OpenGothic icon indicating copy to clipboard operation
OpenGothic copied to clipboard

Replacing ZenLib with lmichaelis/phoenix

Open lmichaelis opened this issue 3 years ago • 8 comments

This is a followup to #267.

The Premise

ZenLib is quite an old project with a lot of broken code, unused features, inconsistent naming and legacy programming patterns. Therefore it might be a good idea to migrate to something more modern. phoenix (written and maintained by myself) is intended to be a rewrite of ZenLib which tries to address these issues. It is currently about 90% completed but has not been fully tested in the real world, though it has a test suite which covers a large part of the codebase.

Switching to phoenix would have at least some value for OpenGothic it seems, however there are some issues which I have laid out below. Before I start looking into migrating, you should consider the advantages and drawbacks I've listed below to make an educated decision as to whether you would like to use phoenix or not.

Improvements over ZenLib

In addition to the test suite, phoenix properly vets all data being parsed and is able to report any inconsistencies it finds with the file formats. This greatly increases our ability to detect and properly implement unknown features should any inconsistencies be found. Similarly, phoenix adds extra safety measures for Daedalus scripts, intended to mitigate any memory corruption or script interface issues. These include, for example, a validator for external function registrations as well as rigorous checks on memory writes from Daedalus into C++-classes.

General Architecture

phoenix uses its own implementation of the VDF file format, removing the need to ship PhysicsFS. mio is used to map files being loaded into memory, greatly improving memory usage. The main C++-class used to read from binary files is the buffer. Instead of converting raw bytes to full structures, primitive types are read one-by-one from the binary file which allows for easily supporting other platforms in the future.

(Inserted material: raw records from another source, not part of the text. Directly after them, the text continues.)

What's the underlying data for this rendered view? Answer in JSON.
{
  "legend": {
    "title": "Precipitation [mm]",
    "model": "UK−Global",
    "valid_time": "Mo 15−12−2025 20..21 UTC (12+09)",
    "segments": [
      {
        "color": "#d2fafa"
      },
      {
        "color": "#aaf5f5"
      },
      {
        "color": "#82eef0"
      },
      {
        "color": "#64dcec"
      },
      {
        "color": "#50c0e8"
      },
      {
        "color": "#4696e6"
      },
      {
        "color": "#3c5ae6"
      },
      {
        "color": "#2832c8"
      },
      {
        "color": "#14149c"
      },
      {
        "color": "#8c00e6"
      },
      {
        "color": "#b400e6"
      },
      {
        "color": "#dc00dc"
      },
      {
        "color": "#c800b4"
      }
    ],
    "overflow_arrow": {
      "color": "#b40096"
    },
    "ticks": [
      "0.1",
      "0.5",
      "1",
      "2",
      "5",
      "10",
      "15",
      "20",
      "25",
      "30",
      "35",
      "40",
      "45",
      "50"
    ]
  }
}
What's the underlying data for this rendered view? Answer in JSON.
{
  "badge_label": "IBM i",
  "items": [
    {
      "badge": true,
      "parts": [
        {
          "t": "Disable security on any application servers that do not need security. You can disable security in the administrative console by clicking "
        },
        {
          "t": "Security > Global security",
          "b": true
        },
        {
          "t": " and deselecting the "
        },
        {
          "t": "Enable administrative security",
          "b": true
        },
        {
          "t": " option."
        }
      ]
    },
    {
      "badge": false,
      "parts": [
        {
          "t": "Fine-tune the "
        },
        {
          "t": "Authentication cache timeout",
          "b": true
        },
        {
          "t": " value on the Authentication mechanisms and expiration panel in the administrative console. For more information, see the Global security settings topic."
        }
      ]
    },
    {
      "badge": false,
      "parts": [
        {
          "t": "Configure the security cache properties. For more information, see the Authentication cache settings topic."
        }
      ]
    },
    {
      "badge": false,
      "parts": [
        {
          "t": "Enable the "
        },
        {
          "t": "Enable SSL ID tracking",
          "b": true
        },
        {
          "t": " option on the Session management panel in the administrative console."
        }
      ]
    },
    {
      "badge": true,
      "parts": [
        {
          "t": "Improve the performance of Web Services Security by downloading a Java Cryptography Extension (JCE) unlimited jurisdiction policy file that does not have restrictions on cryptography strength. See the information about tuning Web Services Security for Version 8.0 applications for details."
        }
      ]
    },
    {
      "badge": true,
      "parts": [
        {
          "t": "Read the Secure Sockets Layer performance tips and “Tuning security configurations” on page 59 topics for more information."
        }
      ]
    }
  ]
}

Parsing ZEN archives is done using the archive class. It provides a uniform, type-checked interface for reading all three kinds of archives (ASCII, BINARY and BIN_SAFE).

All structures parsed by phoenix are contained within their own classes and files. The parser for MSH files for example, can be found in mesh.hh while the parser for materials can be found in material.hh. All structures which can be parsed from a file have a static parse(buffer&) or parse(std::unique_ptr<archive>&) function which will parse that structure from the given input.

Current Issues with phoenix

~~phoenix currently does not have the ability to parse MDS and MSB files (as stated in the readme). I will add support for these formats in the coming weeks.~~

phoenix has also not really been tested in the real world yet so there might be serious issues with usability and bugs. I can not really comment on the usability part yet since I don't fully understand the use-cases for these structures in OpenGothic. It would be ideal if you could comment on what annoys you about ZenLib and which features (if any) you would like to see implemented.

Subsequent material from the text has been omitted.